The Defender
- Author: F. J. Thwaites
- Language: English
- Publisher: Jackson & O'Sullivan
- Publication date: 1936
- Publication place: Australia

= The Defender (Thwaites novel) =

Book by F.J. Thwaites

The Defender is a 1936 novel by F. J. Thwaites. It was his eighth novel.

In 1937 the novel was reprinted in the United Kingdom.

In 1937, it was announced a film version of the novel would be made at National Studios, following production of The Flying Doctor, but the movie did not eventuate.
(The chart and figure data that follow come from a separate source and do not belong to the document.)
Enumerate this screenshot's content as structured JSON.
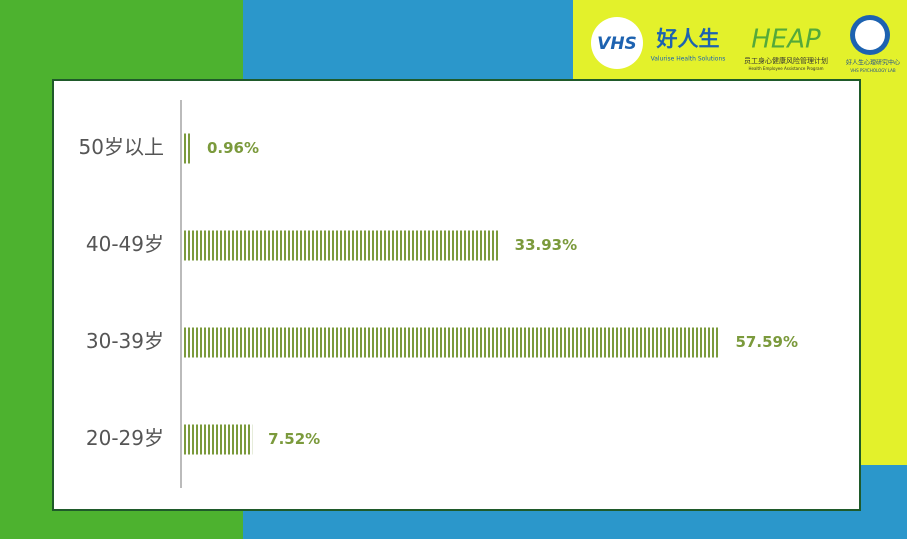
{
  "logos": {
    "vhs": "VHS",
    "vhs_name": "好人生",
    "vhs_sub": "Valurise Health Solutions",
    "heap": "HEAP",
    "heap_cn": "员工身心健康风险管理计划",
    "heap_en": "Health Employee Assistance Program",
    "lab_cn": "好人生心理研究中心",
    "lab_en": "VHS PSYCHOLOGY LAB"
  },
  "chart_data": {
    "type": "hbar",
    "categories": [
      "50岁以上",
      "40-49岁",
      "30-39岁",
      "20-29岁"
    ],
    "values": [
      0.96,
      33.93,
      57.59,
      7.52
    ],
    "value_labels": [
      "0.96%",
      "33.93%",
      "57.59%",
      "7.52%"
    ],
    "color": "#7b9a3c",
    "xlim": [
      0,
      72
    ]
  }
}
There were allegations Thwaites plagiarised from a story in Master Detective magazine, "The Startling Mystery Aboard the SS Chinese Prince". This was in addition to plagiarism accusations made by Thwaites about his earlier novel Flames of Convention. Smith's Weekly commented "It must be very discouraging to Mr. Thwaites that whether he lifts slabs from a best seller by an author who was murdered over 25 years ago before he finished his book, or carves slices out of one of thousands of American crime magazine publications, the theft is still detected by someone. "Smith's" almost feels like apologising to him about it."

The novel was adapted for the radio in 1936. Sections of the novel were read out over a number of episodes four days a week.

==Premise==
A Sydney barrister defends downtrodden women.